Möge es unseren Universitäten gelingen, ihren Studierenden nicht nur Wissen, sondern auch Vernunft, Bescheidenheit und den Mut zum eigenen Denken zu vermitteln. Dann, und nur dann, werden sie Orte der Wissenschaft sein. Diese ist für grosse Teile unserer Gesellschaft oft kaum mehr als eine Quelle neuer Technologien und wirksamer Medikamente. Wissenschaft ist jedoch viel mehr. Sie ist ein langfristiger Vertrag zwischen den Generationen. Erst dieser Vertrag gibt unserer westlichen Kultur Bestand. Universitäten sind Bürgen dieses Vertrags und damit Hüterinnen unserer Zukunft. Rainer Maria Rilke hat es so gesagt: «Was unser Geist der Wirrnis abgewinnt, / kommt irgendwann Lebendigem zugute; / wenn es auch manchmal nur Gedanken sind, / sie lösen sich in jenem grossen Blute, / das weiterrinnt . . . / Und ist's Gefühl: wer weiss, wie weit es reicht / und was es in dem reinen Raum ergiebt, / in dem ein kleines Mehr von schwer und leicht / Welten bewegt und einen Stern verschiebt.»
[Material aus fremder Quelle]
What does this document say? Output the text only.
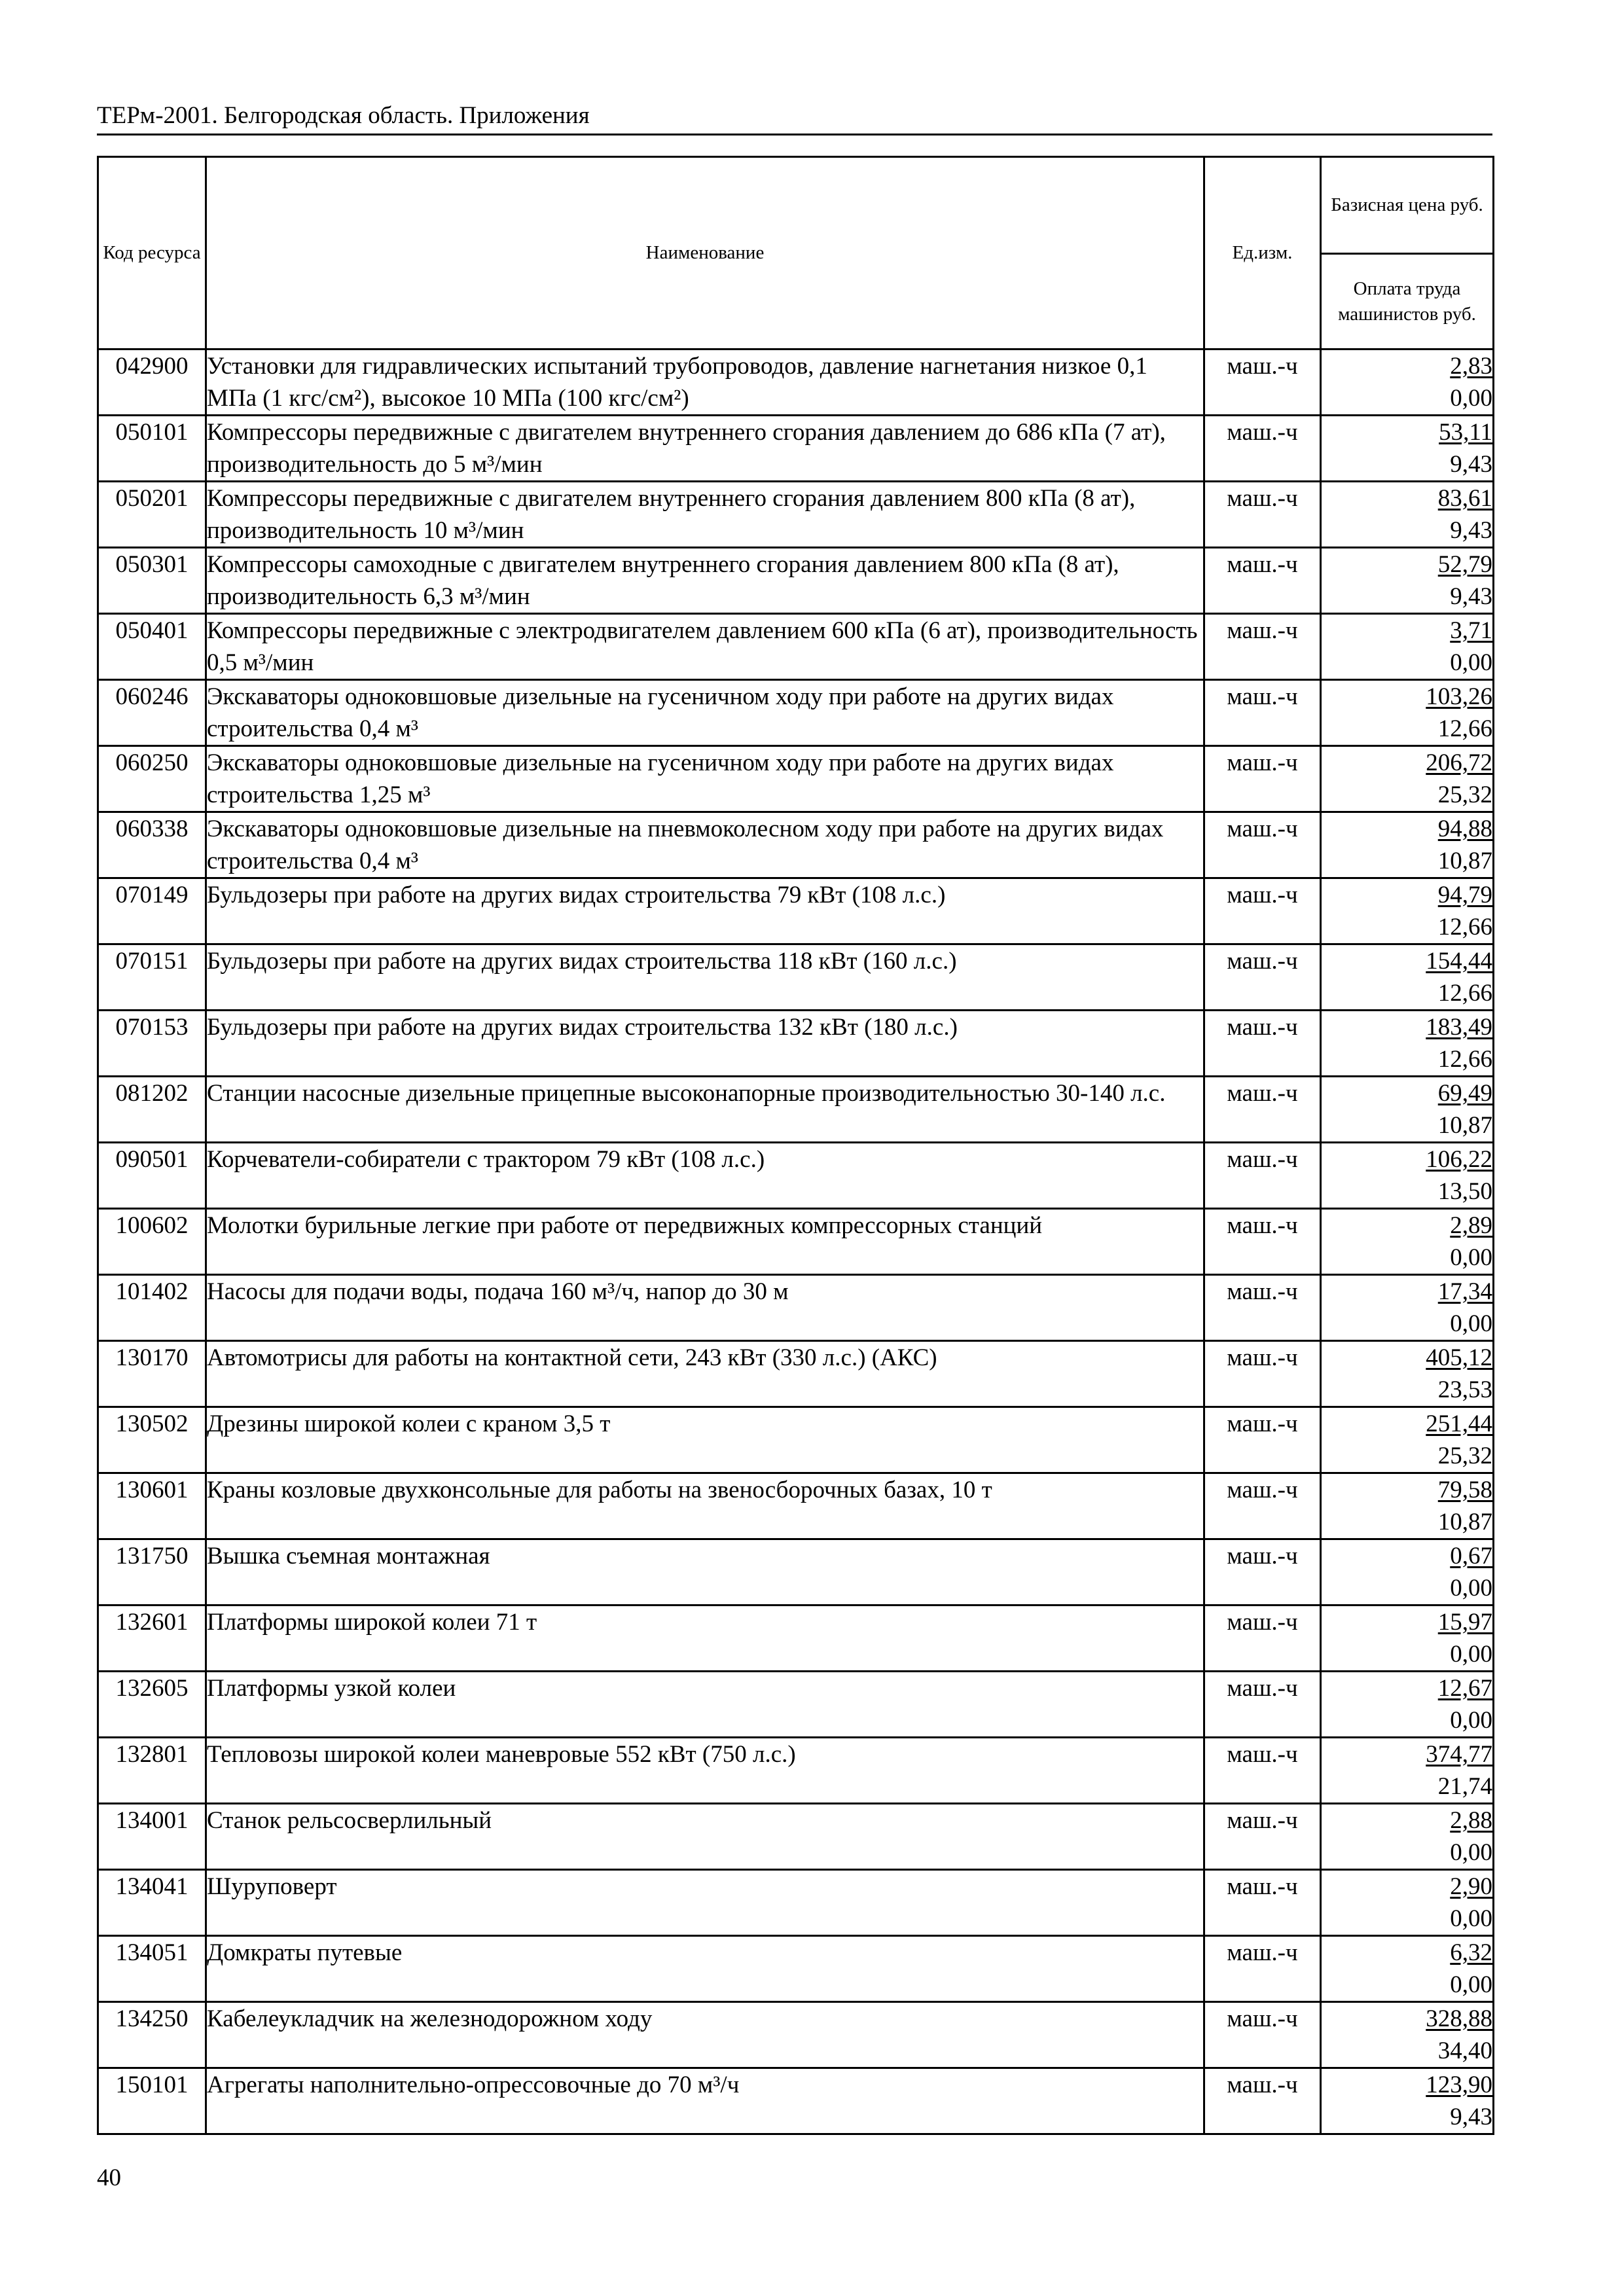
ТЕРм-2001. Белгородская область. Приложения
Код ресурса	Наименование	Ед.изм.	Базисная цена руб.
			Оплата труда машинистов руб.
042900	Установки для гидравлических испытаний трубопроводов, давление нагнетания низкое 0,1 МПа (1 кгс/см²), высокое 10 МПа (100 кгс/см²)	маш.-ч	2,83
0,00

050101	Компрессоры передвижные с двигателем внутреннего сгорания давлением до 686 кПа (7 ат), производительность до 5 м³/мин	маш.-ч	53,11
9,43

050201	Компрессоры передвижные с двигателем внутреннего сгорания давлением 800 кПа (8 ат), производительность 10 м³/мин	маш.-ч	83,61
9,43

050301	Компрессоры самоходные с двигателем внутреннего сгорания давлением 800 кПа (8 ат), производительность 6,3 м³/мин	маш.-ч	52,79
9,43

050401	Компрессоры передвижные с электродвигателем давлением 600 кПа (6 ат), производительность 0,5 м³/мин	маш.-ч	3,71
0,00

060246	Экскаваторы одноковшовые дизельные на гусеничном ходу при работе на других видах строительства 0,4 м³	маш.-ч	103,26
12,66

060250	Экскаваторы одноковшовые дизельные на гусеничном ходу при работе на других видах строительства 1,25 м³	маш.-ч	206,72
25,32

060338	Экскаваторы одноковшовые дизельные на пневмоколесном ходу при работе на других видах строительства 0,4 м³	маш.-ч	94,88
10,87

070149	Бульдозеры при работе на других видах строительства 79 кВт (108 л.с.)	маш.-ч	94,79
12,66

070151	Бульдозеры при работе на других видах строительства 118 кВт (160 л.с.)	маш.-ч	154,44
12,66

070153	Бульдозеры при работе на других видах строительства 132 кВт (180 л.с.)	маш.-ч	183,49
12,66

081202	Станции насосные дизельные прицепные высоконапорные производительностью 30-140 л.с.	маш.-ч	69,49
10,87

090501	Корчеватели-собиратели с трактором 79 кВт (108 л.с.)	маш.-ч	106,22
13,50

100602	Молотки бурильные легкие при работе от передвижных компрессорных станций	маш.-ч	2,89
0,00

101402	Насосы для подачи воды, подача 160 м³/ч, напор до 30 м	маш.-ч	17,34
0,00

130170	Автомотрисы для работы на контактной сети, 243 кВт (330 л.с.) (АКС)	маш.-ч	405,12
23,53

130502	Дрезины широкой колеи с краном 3,5 т	маш.-ч	251,44
25,32

130601	Краны козловые двухконсольные для работы на звеносборочных базах, 10 т	маш.-ч	79,58
10,87

131750	Вышка съемная монтажная	маш.-ч	0,67
0,00

132601	Платформы широкой колеи 71 т	маш.-ч	15,97
0,00

132605	Платформы узкой колеи	маш.-ч	12,67
0,00

132801	Тепловозы широкой колеи маневровые 552 кВт (750 л.с.)	маш.-ч	374,77
21,74

134001	Станок рельсосверлильный	маш.-ч	2,88
0,00

134041	Шуруповерт	маш.-ч	2,90
0,00

134051	Домкраты путевые	маш.-ч	6,32
0,00

134250	Кабелеукладчик на железнодорожном ходу	маш.-ч	328,88
34,40

150101	Агрегаты наполнительно-опрессовочные до 70 м³/ч	маш.-ч	123,90
9,43
40
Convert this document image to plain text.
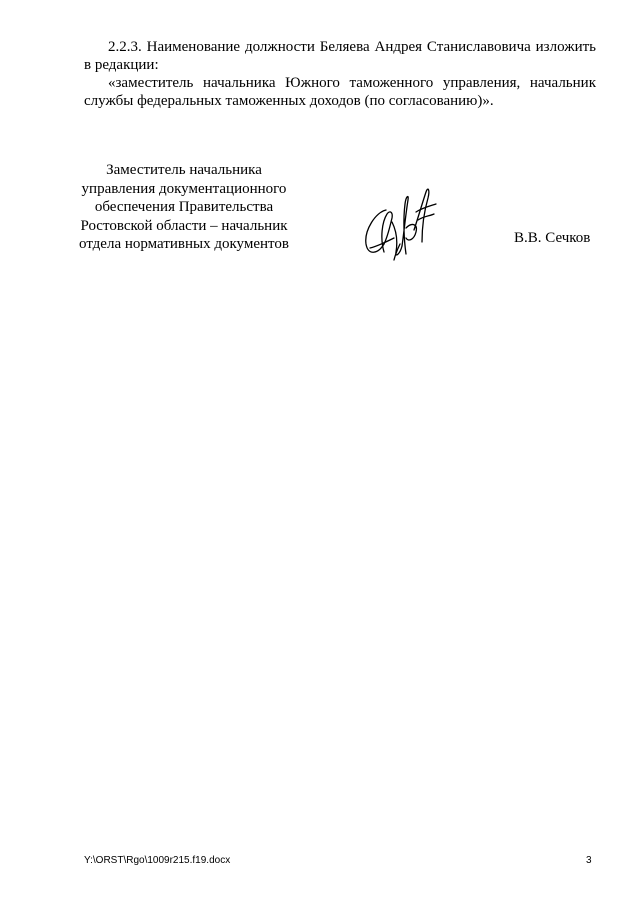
2.2.3. Наименование должности Беляева Андрея Станиславовича изложить в редакции:

«заместитель начальника Южного таможенного управления, начальник службы федеральных таможенных доходов (по согласованию)».

Заместитель начальника
управления документационного
обеспечения Правительства
Ростовской области – начальник
отдела нормативных документов	В.В. Сечков
Y:\ORST\Rgo\1009r215.f19.docx	3
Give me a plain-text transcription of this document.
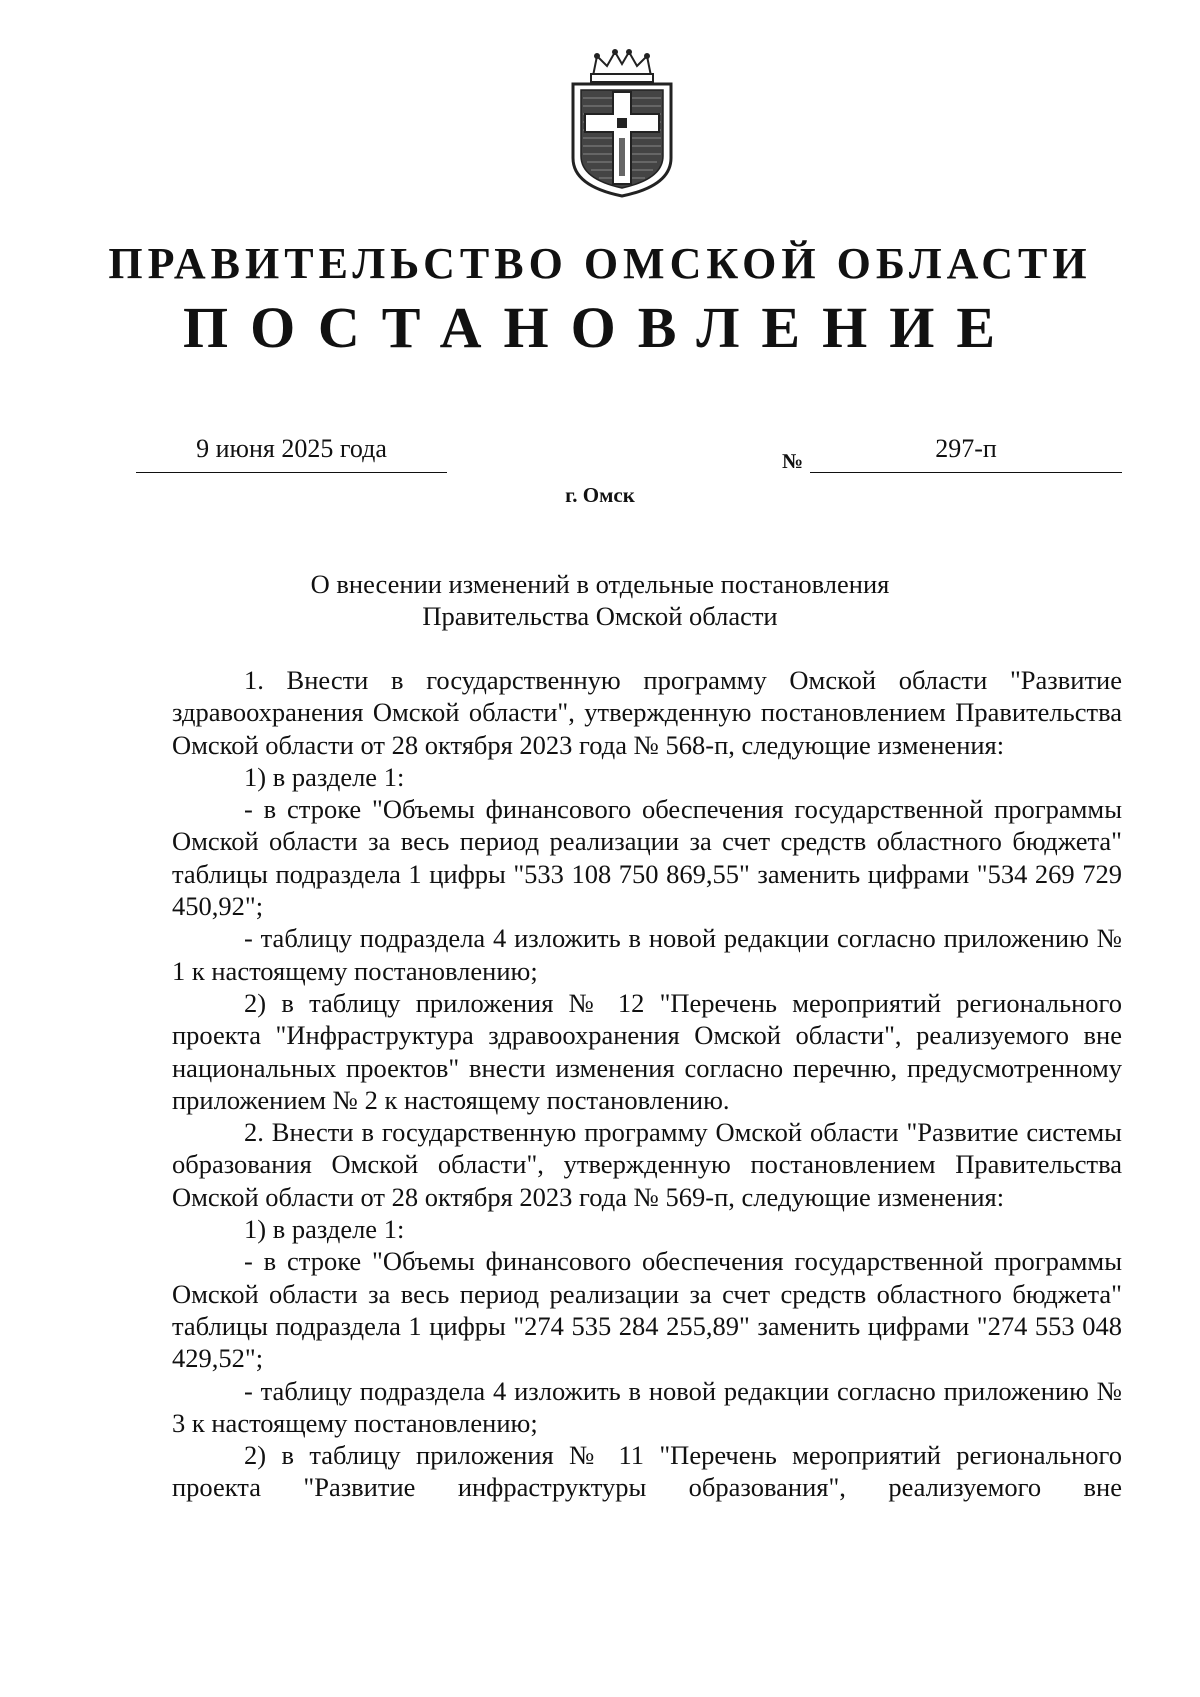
ПРАВИТЕЛЬСТВО ОМСКОЙ ОБЛАСТИ
ПОСТАНОВЛЕНИЕ
9 июня 2025 года	№	297-п
г. Омск
О внесении изменений в отдельные постановления
Правительства Омской области

1. Внести в государственную программу Омской области "Развитие здравоохранения Омской области", утвержденную постановлением Правительства Омской области от 28 октября 2023 года № 568-п, следующие изменения:

1) в разделе 1:

- в строке "Объемы финансового обеспечения государственной программы Омской области за весь период реализации за счет средств областного бюджета" таблицы подраздела 1 цифры "533 108 750 869,55" заменить цифрами "534 269 729 450,92";

- таблицу подраздела 4 изложить в новой редакции согласно приложению № 1 к настоящему постановлению;

2) в таблицу приложения № 12 "Перечень мероприятий регионального проекта "Инфраструктура здравоохранения Омской области", реализуемого вне национальных проектов" внести изменения согласно перечню, предусмотренному приложением № 2 к настоящему постановлению.

2. Внести в государственную программу Омской области "Развитие системы образования Омской области", утвержденную постановлением Правительства Омской области от 28 октября 2023 года № 569-п, следующие изменения:

1) в разделе 1:

- в строке "Объемы финансового обеспечения государственной программы Омской области за весь период реализации за счет средств областного бюджета" таблицы подраздела 1 цифры "274 535 284 255,89" заменить цифрами "274 553 048 429,52";

- таблицу подраздела 4 изложить в новой редакции согласно приложению № 3 к настоящему постановлению;

2) в таблицу приложения № 11 "Перечень мероприятий регионального проекта "Развитие инфраструктуры образования", реализуемого вне
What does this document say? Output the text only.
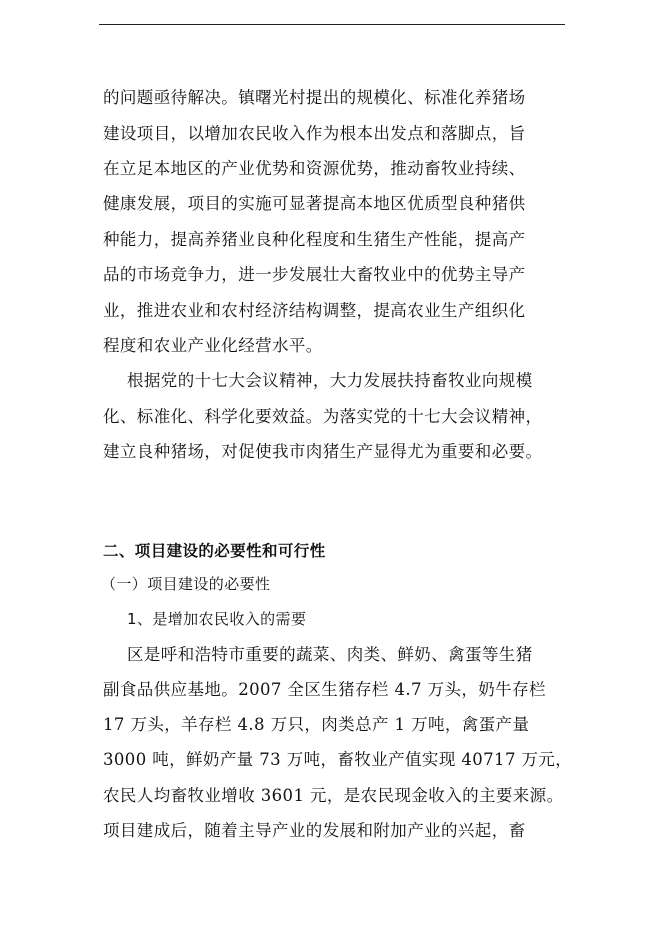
的问题亟待解决。镇曙光村提出的规模化、标准化养猪场
建设项目，以增加农民收入作为根本出发点和落脚点，旨
在立足本地区的产业优势和资源优势，推动畜牧业持续、
健康发展，项目的实施可显著提高本地区优质型良种猪供
种能力，提高养猪业良种化程度和生猪生产性能，提高产
品的市场竞争力，进一步发展壮大畜牧业中的优势主导产
业，推进农业和农村经济结构调整，提高农业生产组织化
程度和农业产业化经营水平。
根据党的十七大会议精神，大力发展扶持畜牧业向规模
化、标准化、科学化要效益。为落实党的十七大会议精神，
建立良种猪场，对促使我市肉猪生产显得尤为重要和必要。
二、项目建设的必要性和可行性
（一）项目建设的必要性
1、是增加农民收入的需要
区是呼和浩特市重要的蔬菜、肉类、鲜奶、禽蛋等生猪
副食品供应基地。2007 全区生猪存栏 4.7 万头，奶牛存栏
17 万头，羊存栏 4.8 万只，肉类总产 1 万吨，禽蛋产量
3000 吨，鲜奶产量 73 万吨，畜牧业产值实现 40717 万元，
农民人均畜牧业增收 3601 元，是农民现金收入的主要来源。
项目建成后，随着主导产业的发展和附加产业的兴起，畜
Der Biochemiker Dr. Gottfried Schatz ist emeritierter Professor der Universität Basel. Bei NZZ-Libro sind erschienen: «Jenseits der Gene», «Zaubergarten Biologie» und «Feuersucher. Die Jagd nach dem Geheimnis der Lebensenergie».
Nota. - Die Universitäten können nur das zu einem Schluss bringen, was auf ihrem Zugang angelegt wurde. Anders gesagt - wenn Gottfried Schatz für die Universitäten Recht hat, dann hätte er es für die Gymnasien erst recht; und für die Grundschulen zumal. Und für die Kindergärten auch schon.